The southeastern U.S. state of Georgia has emerged as the country’s hottest new market for solar, driven largely by data centre demand from tech giant Facebook and regional reaction to the punishing, 30% tariff the Trump administration imposed on solar components from China in 2018.
While Trump’s move at the time was widely seen as a combined bid to blow up his country’s international trading relationships and favour the fossil energy interests that supported his 2016 campaign for the White House, the rise of solar has been an unintended consequence—at least for now.
National Public Radio begins its profile in Dalton, a northern Georgia city near the Tennessee line, where Seoul, South Korea-based Hanwha Q Cells America invested US$150 million in the western hemisphere’s biggest solar panel assembly plant.
“This is the largest region for solar installations in the next five years,” said the company’s director of strategy and market intelligence, Scott Moskowitz.
“They knew we were good for manufacturing jobs and plenty of them,” added Dalton Mayor Dennis Mock.
“It’s not for the reasons you might expect,” NPR explains. “Like most states in the Southeast, Georgia doesn’t have the kind of state-level mandates that have propelled the growth of renewable energy in other parts of the country. Nor is it because of a groundswell of public concern over climate change or the need to curb greenhouse gases.”
Rather, “there are powerful market forces at work. The U.S. is the second-largest market for solar in the world, after China. Ever cheaper and better solar technology, available land, and lots of sunshine are driving demand for massive, utility-scale solar projects across the American Southeast.”
NPR says the plant began shipping panels in February 2019, now operates around the clock every day of the week, and employs 600 people on high-tech assembly lines. The lines themselves—and the solar panels—are imported from South Korea, and may become subject to tariffs next year, when the plant hits its import quota.
“Tariffs have made it such that for the time being, this is the most attractive place to assemble panels for use in the U.S. market,” Moskowitz said. “The vast majority of these will end up in projects in the U.S.”
NPR notes that access to affordable renewable energy is a big part of what led Facebook to locate some of its data centres, which account for 90% of its energy use, in Georgia.

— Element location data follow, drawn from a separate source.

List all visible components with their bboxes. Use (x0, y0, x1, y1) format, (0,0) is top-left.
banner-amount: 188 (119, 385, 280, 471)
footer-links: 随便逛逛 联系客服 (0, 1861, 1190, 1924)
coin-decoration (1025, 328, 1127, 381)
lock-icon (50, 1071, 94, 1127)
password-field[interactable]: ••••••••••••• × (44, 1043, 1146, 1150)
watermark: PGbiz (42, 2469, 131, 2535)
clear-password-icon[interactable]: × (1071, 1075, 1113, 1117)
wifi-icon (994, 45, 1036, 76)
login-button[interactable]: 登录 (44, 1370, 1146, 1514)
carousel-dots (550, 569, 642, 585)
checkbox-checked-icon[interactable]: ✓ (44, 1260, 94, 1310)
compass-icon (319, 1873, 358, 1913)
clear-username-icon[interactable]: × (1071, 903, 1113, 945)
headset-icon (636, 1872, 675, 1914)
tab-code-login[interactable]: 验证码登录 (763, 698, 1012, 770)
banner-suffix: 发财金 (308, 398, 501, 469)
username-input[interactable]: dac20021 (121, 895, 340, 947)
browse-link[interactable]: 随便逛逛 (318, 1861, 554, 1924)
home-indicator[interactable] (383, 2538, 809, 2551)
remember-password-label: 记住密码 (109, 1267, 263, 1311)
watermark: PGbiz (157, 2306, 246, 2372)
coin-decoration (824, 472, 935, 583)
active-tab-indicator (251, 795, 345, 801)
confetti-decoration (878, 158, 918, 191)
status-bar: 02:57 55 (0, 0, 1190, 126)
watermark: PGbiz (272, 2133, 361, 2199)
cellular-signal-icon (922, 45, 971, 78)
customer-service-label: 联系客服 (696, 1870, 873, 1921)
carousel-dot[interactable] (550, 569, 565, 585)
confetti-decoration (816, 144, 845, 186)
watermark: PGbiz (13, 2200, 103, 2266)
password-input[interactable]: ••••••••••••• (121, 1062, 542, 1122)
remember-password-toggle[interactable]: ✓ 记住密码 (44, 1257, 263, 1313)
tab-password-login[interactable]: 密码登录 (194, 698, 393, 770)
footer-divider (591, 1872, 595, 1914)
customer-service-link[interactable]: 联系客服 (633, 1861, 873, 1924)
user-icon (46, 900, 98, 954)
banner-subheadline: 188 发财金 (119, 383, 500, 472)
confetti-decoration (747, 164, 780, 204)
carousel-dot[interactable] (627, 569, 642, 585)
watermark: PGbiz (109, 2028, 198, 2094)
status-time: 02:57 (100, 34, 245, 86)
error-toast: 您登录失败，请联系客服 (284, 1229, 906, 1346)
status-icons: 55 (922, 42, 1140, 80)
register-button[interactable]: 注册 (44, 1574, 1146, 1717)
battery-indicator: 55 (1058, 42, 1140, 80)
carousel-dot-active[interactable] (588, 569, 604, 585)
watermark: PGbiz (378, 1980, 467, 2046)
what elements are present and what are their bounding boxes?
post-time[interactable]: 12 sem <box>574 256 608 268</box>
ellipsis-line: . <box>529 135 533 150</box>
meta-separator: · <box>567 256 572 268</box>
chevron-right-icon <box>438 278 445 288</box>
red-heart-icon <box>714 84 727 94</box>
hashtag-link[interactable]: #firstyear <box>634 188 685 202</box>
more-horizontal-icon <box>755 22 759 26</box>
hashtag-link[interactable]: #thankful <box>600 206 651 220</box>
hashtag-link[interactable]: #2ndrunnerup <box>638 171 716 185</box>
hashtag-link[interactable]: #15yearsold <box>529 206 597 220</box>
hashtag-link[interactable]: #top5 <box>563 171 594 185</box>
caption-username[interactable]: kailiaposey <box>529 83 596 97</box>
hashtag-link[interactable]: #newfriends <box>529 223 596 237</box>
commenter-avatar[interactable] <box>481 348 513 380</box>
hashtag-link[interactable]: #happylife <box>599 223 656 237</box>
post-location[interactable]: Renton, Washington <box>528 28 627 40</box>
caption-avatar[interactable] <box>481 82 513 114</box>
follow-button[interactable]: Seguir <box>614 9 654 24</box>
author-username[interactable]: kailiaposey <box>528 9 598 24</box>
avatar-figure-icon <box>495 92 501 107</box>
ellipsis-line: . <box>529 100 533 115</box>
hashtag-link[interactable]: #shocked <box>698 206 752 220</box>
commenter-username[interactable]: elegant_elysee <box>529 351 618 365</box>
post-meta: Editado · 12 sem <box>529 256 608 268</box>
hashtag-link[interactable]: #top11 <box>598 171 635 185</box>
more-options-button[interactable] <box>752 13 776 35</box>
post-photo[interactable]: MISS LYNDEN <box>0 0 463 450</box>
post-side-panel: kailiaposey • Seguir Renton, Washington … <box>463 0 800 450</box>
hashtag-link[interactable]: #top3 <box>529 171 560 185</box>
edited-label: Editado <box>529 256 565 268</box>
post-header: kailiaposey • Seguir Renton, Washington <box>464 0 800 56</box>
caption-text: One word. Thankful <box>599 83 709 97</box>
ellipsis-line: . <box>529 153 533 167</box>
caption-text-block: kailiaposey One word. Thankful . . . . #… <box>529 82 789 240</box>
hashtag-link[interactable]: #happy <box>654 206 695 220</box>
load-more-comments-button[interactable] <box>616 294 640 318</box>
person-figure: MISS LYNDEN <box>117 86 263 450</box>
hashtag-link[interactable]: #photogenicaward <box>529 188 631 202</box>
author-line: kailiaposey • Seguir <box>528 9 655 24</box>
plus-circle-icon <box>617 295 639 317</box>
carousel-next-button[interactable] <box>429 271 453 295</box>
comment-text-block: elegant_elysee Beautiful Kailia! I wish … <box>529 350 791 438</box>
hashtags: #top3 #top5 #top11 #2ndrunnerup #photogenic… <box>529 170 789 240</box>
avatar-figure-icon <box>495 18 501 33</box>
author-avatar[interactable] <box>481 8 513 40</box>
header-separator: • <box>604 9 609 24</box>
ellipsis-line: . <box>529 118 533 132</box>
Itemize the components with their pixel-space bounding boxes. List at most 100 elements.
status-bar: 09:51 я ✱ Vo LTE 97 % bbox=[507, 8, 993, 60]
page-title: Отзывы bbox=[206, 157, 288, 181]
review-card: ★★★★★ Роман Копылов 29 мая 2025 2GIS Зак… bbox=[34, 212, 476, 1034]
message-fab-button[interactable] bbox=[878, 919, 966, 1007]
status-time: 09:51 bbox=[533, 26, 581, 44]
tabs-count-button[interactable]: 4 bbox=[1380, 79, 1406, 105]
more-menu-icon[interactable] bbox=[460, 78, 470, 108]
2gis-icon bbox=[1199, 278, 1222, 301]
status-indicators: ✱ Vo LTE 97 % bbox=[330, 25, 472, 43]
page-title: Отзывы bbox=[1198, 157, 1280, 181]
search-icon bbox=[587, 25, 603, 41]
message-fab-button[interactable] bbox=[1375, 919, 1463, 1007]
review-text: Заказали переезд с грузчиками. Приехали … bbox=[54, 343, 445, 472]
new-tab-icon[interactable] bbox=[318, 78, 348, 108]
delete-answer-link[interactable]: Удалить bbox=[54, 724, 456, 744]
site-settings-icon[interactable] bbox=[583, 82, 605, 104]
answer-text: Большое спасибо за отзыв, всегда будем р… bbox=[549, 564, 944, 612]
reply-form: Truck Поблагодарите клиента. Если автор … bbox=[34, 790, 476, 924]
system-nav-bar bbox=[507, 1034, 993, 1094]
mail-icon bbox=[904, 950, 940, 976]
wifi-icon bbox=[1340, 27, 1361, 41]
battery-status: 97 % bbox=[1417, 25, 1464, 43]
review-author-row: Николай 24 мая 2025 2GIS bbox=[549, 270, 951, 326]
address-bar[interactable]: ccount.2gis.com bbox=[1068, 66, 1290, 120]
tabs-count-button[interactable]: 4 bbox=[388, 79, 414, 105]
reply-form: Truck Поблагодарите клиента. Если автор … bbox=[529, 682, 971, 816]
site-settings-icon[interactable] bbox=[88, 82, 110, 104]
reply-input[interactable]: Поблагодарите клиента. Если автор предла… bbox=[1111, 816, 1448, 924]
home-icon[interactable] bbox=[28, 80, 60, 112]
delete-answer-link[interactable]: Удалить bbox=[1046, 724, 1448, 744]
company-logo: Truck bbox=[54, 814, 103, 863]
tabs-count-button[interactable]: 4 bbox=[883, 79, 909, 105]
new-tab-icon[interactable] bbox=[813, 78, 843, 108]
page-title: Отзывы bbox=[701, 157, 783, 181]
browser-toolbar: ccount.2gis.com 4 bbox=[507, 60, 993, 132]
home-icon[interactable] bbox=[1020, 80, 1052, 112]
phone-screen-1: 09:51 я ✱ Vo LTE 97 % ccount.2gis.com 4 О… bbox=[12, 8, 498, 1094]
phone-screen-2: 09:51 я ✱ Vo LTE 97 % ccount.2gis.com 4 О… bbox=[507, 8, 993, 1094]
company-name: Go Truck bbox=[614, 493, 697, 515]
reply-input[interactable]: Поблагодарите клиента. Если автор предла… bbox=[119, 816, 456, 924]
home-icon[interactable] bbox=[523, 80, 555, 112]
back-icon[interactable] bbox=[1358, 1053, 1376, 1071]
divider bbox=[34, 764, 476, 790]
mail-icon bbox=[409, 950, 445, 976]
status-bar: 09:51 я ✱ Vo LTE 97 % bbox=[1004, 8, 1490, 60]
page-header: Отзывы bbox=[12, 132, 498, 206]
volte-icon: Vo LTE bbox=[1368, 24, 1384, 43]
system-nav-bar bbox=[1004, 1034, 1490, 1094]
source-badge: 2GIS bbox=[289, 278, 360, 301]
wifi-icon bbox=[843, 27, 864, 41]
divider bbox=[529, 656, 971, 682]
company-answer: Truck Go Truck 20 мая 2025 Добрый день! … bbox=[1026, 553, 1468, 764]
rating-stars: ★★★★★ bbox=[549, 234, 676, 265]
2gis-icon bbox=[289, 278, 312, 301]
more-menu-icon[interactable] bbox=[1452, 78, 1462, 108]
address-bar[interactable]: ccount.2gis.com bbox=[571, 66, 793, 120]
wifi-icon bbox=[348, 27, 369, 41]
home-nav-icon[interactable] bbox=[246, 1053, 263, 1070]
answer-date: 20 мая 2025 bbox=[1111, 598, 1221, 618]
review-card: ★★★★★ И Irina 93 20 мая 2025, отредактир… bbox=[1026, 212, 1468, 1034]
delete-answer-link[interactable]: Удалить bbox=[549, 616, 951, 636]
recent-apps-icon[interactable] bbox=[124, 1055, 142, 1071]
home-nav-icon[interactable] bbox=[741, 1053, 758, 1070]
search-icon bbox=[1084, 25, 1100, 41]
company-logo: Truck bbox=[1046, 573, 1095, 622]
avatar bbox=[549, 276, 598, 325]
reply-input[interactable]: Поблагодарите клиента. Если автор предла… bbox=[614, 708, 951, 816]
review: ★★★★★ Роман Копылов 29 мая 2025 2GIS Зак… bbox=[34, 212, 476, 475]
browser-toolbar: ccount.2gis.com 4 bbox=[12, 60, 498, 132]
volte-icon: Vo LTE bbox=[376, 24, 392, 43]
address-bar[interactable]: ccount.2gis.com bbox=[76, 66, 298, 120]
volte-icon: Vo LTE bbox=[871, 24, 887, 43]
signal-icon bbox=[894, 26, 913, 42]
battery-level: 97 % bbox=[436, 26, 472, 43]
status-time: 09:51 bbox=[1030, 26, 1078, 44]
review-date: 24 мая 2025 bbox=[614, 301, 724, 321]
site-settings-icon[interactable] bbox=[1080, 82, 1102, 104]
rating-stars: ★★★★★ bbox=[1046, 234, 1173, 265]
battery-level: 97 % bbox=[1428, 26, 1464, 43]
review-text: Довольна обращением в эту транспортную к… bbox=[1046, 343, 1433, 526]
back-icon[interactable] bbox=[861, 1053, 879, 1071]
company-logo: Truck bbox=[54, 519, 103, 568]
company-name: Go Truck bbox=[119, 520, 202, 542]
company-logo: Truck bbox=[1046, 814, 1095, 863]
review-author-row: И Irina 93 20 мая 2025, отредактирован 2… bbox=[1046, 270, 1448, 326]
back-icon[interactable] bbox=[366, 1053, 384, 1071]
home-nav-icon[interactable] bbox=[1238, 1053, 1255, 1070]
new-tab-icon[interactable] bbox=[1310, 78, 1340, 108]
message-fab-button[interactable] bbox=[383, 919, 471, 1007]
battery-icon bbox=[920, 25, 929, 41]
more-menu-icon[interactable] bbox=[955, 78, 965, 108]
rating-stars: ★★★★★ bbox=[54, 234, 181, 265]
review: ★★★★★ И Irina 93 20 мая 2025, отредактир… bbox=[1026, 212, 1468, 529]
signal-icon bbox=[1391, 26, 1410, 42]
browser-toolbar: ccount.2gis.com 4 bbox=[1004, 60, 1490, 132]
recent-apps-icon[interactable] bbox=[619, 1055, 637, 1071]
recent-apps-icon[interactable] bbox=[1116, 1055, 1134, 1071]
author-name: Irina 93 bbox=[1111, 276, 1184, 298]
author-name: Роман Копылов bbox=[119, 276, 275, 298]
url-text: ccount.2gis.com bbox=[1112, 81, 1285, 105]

The company expects to hit its 2020 target to run 100% of its operations with renewables.
“We have to have access to 100% renewable energy for our facilities,” said Director of Energy and Infrastructure Paul Clements. “If we’re unable to achieve that, we won’t locate in that region.”
Even with energy-efficient design, he added, Facebook’s new data centre in Newton County, about 45 miles east of Atlanta, will consume as much as a small to mid-sized city.
With the cost of U.S. solar installations down 70% in the last decade, and federal tax credits still available, a company like Facebook can translate renewable energy supplies into affordable electricity. “We’ve found that when we go into new regions and are able to access renewable energy, that we typically are able to achieve lower electricity rates than we would through a normal, non-green energy solution,” Clements told NPR.
Facebook’s electricity supplier in Georgia, Monroe-area electricity cooperative Walton EMC, generated nearly half of its electricity from coal as recently as 2010. “Now, natural gas is the dominant source,” NPR notes, citing Walton EMC Community and Public Relations Director Greg Brooks. “Renewables make up a tiny fraction—less than 1% of the mix. However, with the solar projects coming online for Facebook, renewables will jump to somewhere between 15 and 20%,” and “all signs point to continued growth. As word of the Facebook deal has gotten out, Brooks says, Walton EMC has gotten inquiries from other like-minded companies.”
Georgia landowners who were unfamiliar with the solar industry—and often unwilling to buy into the reality of climate change—were less than eager to lease their land for solar farms to power the new data centre. But Early County farmer Steve Singletary was fine with selling 1,400 acres, about a quarter of his land, to Nashville, Tennessee-based Silicon Ranch.
“Hate to see it go,” Singletary told NPR, “but things change, and it was a golden opportunity. So we took advantage of it,” at a time when no one in his family wanted to take over the farm and Silicon Ranch looked to be offering a good deal.
NPR says the climate crisis didn’t come up in the negotiations, and if it had, it wouldn’t have influenced the decision for Singletary, who said he would have been just as happy to sell to a coal or nuclear plant.
“The world’s not coming to an end next week because of climate change,” he said. “I’m just skeptical of the whole thing. To me, it’s played up way more than the effect it’s actually having.”
But Silicon Ranch Technology Vice President Nick de Vries pointed to an advantage solar can offer that no coal or nuclear plant comes close to matching. “You can build a large power plant…within a year,” he said. “Year over year, as we’ve matured, as we’ve industrialized, we are now able to deliver energy at very competitive prices.”
And with the Dalton assembly plant online, “now we can source more and more of the different parts that go into this construction locally—either from within the state or surrounding states,” he added. “This shortens our lead times,” and “that’s important for business.”